Inúmeros incidentes que envolvem a segurança na prestação dos serviços de saúde vêm a público a todo instante. Mesmo que o desfecho não seja infeliz, é comum depararmo-nos com discursos mal-humorados envolvendo o segmento. Isso faz com que o sistema seja posto em xeque e a comunidade de saúde volte-se com mais intensidade para a busca de parâmetros que garantam não somente mais segurança, mas que também induzam mais eficiência e efetividade na racionalização e utilização do sistema. Essas medidas, todas dentro do prisma da qualidade, surgem de modo geral com a padronização de processos assistenciais mais cotidianos, com a instituição de princípios de segurança mais rígidos, com a promoção dos fundamentos de melhoria cíclica, com a impulsão do trabalho em equipe e multidisciplinar, bem como com a medição da experiência do paciente, através de desfechos reportados pelo paciente (PROMs), métricas muito mais abrangentes que a simples pesquisa de satisfação.

Estabelece-se assim uma prática assistencial mais ancorada na aplicação de diretrizes clínicas e de procedimentos operacionais facilmente monitorados e avaliados em sistemas de mensuração apropriados para tal finalidade. Instituir uma prática médica apoiada em evidências, sem perder a visão do indivíduo, mas possibilitando as padronizações e referenciais com métricas robustas, comparáveis e transparentes, passa a ser fator crítico para melhoria da qualidade e segurança dos pacientes.
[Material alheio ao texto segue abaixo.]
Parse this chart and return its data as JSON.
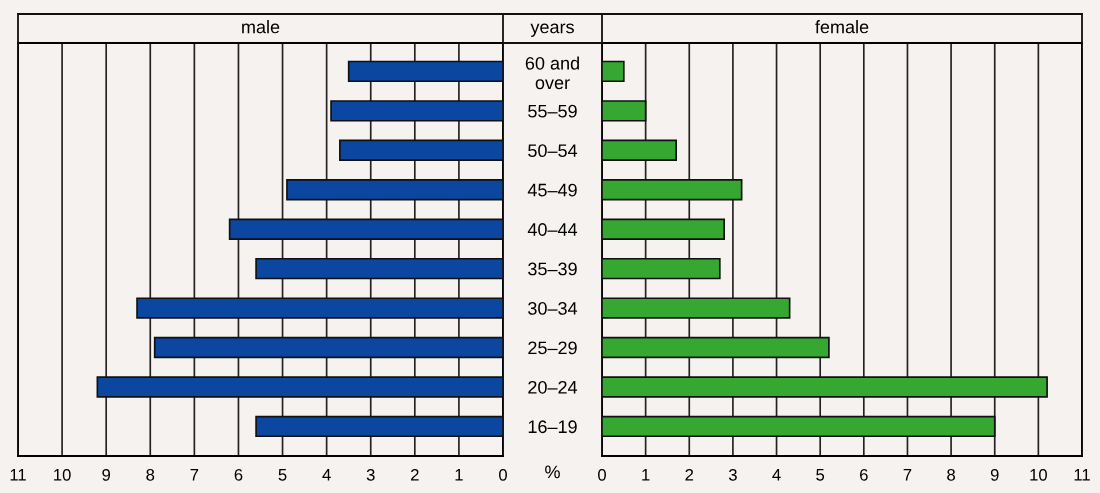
{
  "chart_data": [
    {
      "type": "bar",
      "orientation": "horizontal",
      "title": "male",
      "xlabel": "%",
      "categories": [
        null,
        null,
        null,
        null,
        null,
        null,
        null,
        null,
        null,
        null
      ],
      "values": [
        3.5,
        3.9,
        3.7,
        4.9,
        6.2,
        5.6,
        8.3,
        7.9,
        9.2,
        5.6
      ],
      "color": "#0b46a0",
      "xlim": [
        11,
        0
      ],
      "xticks": [
        11,
        10,
        9,
        8,
        7,
        6,
        5,
        4,
        3,
        2,
        1,
        0
      ],
      "grid": "x",
      "tick_labels": "x"
    },
    {
      "type": "bar",
      "orientation": "horizontal",
      "title": "female",
      "ylabel": "years",
      "categories": [
        "60 and\nover",
        "55–59",
        "50–54",
        "45–49",
        "40–44",
        "35–39",
        "30–34",
        "25–29",
        "20–24",
        "16–19"
      ],
      "values": [
        0.5,
        1.0,
        1.7,
        3.2,
        2.8,
        2.7,
        4.3,
        5.2,
        10.2,
        9.0
      ],
      "color": "#36a832",
      "xlim": [
        0,
        11
      ],
      "xticks": [
        0,
        1,
        2,
        3,
        4,
        5,
        6,
        7,
        8,
        9,
        10,
        11
      ],
      "grid": "x"
    }
  ]
}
A qualidade deve ser um propósito institucional nas organizações de saúde e nele, certamente, o corpo clínico não deve ser posicionado como coadjuvante. O gestor de boas intenções que deseja girar a chave para os bons resultados, precisa não somente atribuir importância à gestão do corpo clínico, como instrumentalizar-se para este propósito. Sob esse aspecto, principalmente, é que a avalição de desempenho do time assistencial dá suporte a que se sustentem os pilares da governança, gerando massa crítica e inteligência para melhor desempenho do negócio, estimulando ao mesmo tempo o espírito de equipe e a competividade e, sobretudo, minimizando os riscos que levam à perda de tempo e dinheiro.

A avaliação de desempenho do corpo clínico é também a ferramenta que permite às organizações de saúde implementarem novos modelos de remuneração, como os pagamentos baseados em valor, tais como: pagamento por bundles, pagamento baseado em populações, pagamentos por orçamentos globais e/ou pagamento por performance. Por estimularem o engajamento dos médicos com os programas de qualidade das instituições, assim como promoverem o alinhamento e responsabilização individual pelos resultados clínicos e financeiros das mesmas, esses novos modelos vêm se consolidando como tendência mundial.

O sucesso de um Programa de Avaliação de Desempenho começa antes mesmo de sua implementação. É preciso estabelecer a consciência de que medir o desempenho é mais importante que remunerar ou aplicar incentivos por desempenho. Somente medindo é que é possível gerenciar e melhorar o sistema. O compromisso último deve ser com a geração de qualidade na entrega assistencial.

Definir quem será avaliado exige que as regras de composição dos indicadores de avaliação traduzam a especificidade para cada tipo de atuação profissional. O gestor deve traçar os objetivos e metas do que pretende alcançar com a implementação do programa, sejam eles de suporte à governança clínica, de atendimento aos processos de acreditação, de melhoria em dimensões de qualidade, de implantação de programas de incentivo ou remuneração ou de aprimoramento no gerenciamento de riscos e adversidades, por exemplo.

O passo subsequente é a implantação do programa de avaliação de desempenho propriamente dito. Nesse momento é fundamental que se utilize modelos baseados em evidências e padronizados para que seja possível gerar referenciais externos à instituição, e com isso, a credibilidade do programa não fique comprometida. Afinal, qualidade é um compromisso que deve ser validado desde a sua concepção.